- League: South Atlantic League
- Sport: Baseball
- Duration: April 16 – September 2
- Number of games: 154
- Number of teams: 8

Regular season
- League champions: Columbia Reds

Playoffs
- League champions: Montgomery Grays
- Runners-up: Macon Peaches

SAL seasons
- ← 19511953 →

= 1952 South Atlantic League season =

The 1952 South Atlantic League was a Class A baseball season played between April 16 and September 2. Eight teams played a 154-game schedule, with the top four teams qualifying for the playoffs.

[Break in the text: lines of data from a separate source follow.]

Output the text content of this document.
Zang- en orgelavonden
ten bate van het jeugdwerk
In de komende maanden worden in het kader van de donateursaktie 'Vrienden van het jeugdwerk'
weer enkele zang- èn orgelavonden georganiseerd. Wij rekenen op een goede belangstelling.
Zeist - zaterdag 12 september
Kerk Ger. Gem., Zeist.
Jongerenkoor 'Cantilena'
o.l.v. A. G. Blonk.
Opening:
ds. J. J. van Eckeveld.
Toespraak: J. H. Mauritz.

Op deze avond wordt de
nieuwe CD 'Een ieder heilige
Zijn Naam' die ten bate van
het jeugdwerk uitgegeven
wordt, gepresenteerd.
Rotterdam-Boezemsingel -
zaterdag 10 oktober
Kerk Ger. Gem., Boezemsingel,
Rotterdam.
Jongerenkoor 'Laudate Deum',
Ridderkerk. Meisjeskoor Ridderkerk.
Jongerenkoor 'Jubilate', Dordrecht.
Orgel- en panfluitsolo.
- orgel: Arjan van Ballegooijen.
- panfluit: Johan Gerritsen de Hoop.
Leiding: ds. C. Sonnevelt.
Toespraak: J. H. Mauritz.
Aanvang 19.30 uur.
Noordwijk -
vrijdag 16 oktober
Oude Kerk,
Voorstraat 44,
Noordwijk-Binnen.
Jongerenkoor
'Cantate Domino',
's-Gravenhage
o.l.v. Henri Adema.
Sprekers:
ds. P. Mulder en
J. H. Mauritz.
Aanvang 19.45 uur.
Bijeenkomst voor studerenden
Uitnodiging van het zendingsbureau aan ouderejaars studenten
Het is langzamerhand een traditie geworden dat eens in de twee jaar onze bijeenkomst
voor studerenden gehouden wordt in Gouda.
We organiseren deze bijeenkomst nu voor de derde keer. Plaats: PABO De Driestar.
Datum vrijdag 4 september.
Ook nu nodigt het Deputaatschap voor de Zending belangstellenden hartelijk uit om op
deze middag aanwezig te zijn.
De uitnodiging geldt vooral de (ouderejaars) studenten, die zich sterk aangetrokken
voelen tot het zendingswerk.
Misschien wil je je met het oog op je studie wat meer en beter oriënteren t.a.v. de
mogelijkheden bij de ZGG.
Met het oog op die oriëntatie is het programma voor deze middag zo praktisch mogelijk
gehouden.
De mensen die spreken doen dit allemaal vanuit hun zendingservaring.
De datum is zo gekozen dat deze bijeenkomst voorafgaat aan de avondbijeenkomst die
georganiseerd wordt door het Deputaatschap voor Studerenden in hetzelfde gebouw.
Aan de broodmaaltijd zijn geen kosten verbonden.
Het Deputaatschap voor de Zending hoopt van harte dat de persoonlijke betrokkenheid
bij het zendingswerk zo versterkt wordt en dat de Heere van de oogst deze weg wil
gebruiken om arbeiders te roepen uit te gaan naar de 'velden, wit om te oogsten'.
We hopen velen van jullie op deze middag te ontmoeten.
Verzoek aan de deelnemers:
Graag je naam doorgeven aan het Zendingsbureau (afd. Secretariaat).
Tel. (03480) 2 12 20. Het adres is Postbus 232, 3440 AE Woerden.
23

The Montgomery Grays won the South Atlantic League championship, defeating the Macon Peaches in the final round of the playoffs.

==Team changes==
- The Montgomery Rebels are renamed to the Montgomery Grays.
- The Macon Peaches began an affiliation with the Chicago Cubs.

==Teams==

1952 South Atlantic League
| Team | City | MLB Affiliate | Stadium |
| Augusta Tigers | Augusta, Georgia | None | Municipal Stadium |
| Charleston Rebels | Charleston, South Carolina | Pittsburgh Pirates | College Park |
| Columbia Reds | Columbia, South Carolina | Cincinnati Reds | Capital City Stadium |
| Columbus Cardinals | Columbus, Georgia | St. Louis Cardinals | Golden Park |
| Jacksonville Tars | Jacksonville, Florida | New York Giants | Durkee Field |
| Macon Peaches | Macon, Georgia | Chicago Cubs | Luther Williams Field |
| Montgomery Grays | Montgomery, Alabama | None | Municipal Field |
| Savannah Indians | Savannah, Georgia | Philadelphia Athletics | Grayson Stadium |

==Regular season==
===Summary===
- The Columbia Reds finish the season with the best record for the first time in franchise history.

===Standings===

South Atlantic League
| Team | Win | Loss | % | GB |
| Columbia Reds | 100 | 54 | .649 | – |
| Columbus Cardinals | 87 | 67 | .565 | 13 |
| Montgomery Grays | 86 | 68 | .558 | 14 |
| Macon Peaches | 83 | 71 | .539 | 17 |
| Charleston Rebels | 78 | 75 | .510 | 21.5 |
| Savannah Indians | 74 | 79 | .484 | 25.5 |
| Jacksonville Tars | 69 | 85 | .448 | 31 |
| Augusta Tigers | 38 | 116 | .247 | 62 |

==League Leaders==
===Batting leaders===

| Stat | Player | Total |
|---|---|---|
| AVG | Gill Daley, Columbus Cardinals | .365 |
| H | Tom Hamilton, Savannah Indians | 196 |
| R | Bobby Wilson, Columbia Reds | 112 |
| 2B | Tom Burgess, Columbus Cardinals Bobby Wilson, Columbia Reds | 40 |
| 3B | Gill Daley, Columbus Cardinals | 12 |
| HR | Dick Greco, Montgomery Rebels | 24 |
| RBI | Dick Greco, Montgomery Rebels | 135 |
| SB | Ross Passineau, Charleston Rebels | 38 |

===Pitching leaders===

| Stat | Player | Total |
|---|---|---|
| W | Barney Martin, Columbia Reds | 23 |
| ERA | George Dries, Charleston Rebels | 1.93 |
| CG | Bill Harrington, Savannah Indians Barney Martin, Columbia Reds | 25 |
| SHO | Knowles Piercey, Macon Peaches | 7 |
| IP | Barney Martin, Columbia Reds | 258.0 |
| SO | Barney Martin, Columbia Reds | 174 |

==Playoffs==
- The Montgomery Grays won their second consecutive South Atlantic League championship, defeating the Macon Peaches in six games.